Slacks Creek, an inner northern suburb of Logan City, is 22 km south-east of central Brisbane. It is named after the stream which meanders through the suburb, joining the Logan River a little beyond the suburb's south-east limit. The creek was apparently named after William Slack, the holder of an early grazing licence.
During its rural period, which ran until the 1960s, Slacks Creek included the suburb of Springwood on the north-eastern side of the Pacific Highway.
The well watered land grew extensive hardwood forests from which were cut sleepers for the South Coast railway line (1885). In turn, the cleared land was good for dairying, which was stimulated by the opening of the Kingston butter factory a few kilometres to the south west. A provisional school was opened in 1873 and an Anglican church in 1901.

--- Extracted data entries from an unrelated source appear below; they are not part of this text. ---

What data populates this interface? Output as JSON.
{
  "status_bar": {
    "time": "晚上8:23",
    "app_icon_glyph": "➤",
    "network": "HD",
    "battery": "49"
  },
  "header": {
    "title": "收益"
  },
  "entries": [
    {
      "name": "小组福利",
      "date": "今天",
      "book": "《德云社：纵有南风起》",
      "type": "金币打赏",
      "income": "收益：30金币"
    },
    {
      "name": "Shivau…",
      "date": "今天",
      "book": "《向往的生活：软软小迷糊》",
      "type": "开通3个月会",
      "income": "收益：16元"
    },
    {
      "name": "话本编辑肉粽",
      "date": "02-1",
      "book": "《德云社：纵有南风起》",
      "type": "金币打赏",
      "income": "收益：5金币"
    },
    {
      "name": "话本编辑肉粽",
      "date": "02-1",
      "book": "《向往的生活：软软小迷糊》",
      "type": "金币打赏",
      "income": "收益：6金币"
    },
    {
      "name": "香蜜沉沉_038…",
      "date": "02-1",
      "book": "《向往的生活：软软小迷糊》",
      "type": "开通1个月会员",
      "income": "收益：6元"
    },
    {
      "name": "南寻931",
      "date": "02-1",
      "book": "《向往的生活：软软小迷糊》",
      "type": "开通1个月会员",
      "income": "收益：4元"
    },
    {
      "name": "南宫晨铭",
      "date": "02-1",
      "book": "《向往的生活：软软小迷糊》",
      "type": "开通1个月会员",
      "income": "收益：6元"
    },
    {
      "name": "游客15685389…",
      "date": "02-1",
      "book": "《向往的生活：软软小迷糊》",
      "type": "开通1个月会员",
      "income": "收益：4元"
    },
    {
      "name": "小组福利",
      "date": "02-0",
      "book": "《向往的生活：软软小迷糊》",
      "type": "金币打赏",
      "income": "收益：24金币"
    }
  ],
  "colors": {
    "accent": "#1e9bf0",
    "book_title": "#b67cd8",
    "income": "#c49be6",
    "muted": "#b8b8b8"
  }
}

Being situated between the railway line and the Pacific Highway, Slacks Creek was included in the reticulated electricity grid in 1946, a sure stimulus for residential development in the early 1950s. A progress association was formed in 1955, and five years later the progress hall was opened. Catholic and Methodist churches were opened in the 1960s. During 1966-86 the census populations of Slacks Creek grew from fewer than 1000 to over 11,000 people. Springwood was severed from the locality in 1969.
Slacks Creek has State primary and secondary schools (1974, 1984). (Slacks Creek primary school is in Daisy Hill.) There are extensive open space reserves along the waterway, including sports fields (Meakin Park) and an environmental park. Shopping centres are beyond Slacks Creek's periphery, at Logan Central and Springwood Mall (1986), although there is a bulky-goods retail site on the Pacific Motorway. There are industrial areas along the motorway and in the north of Slacks Creek.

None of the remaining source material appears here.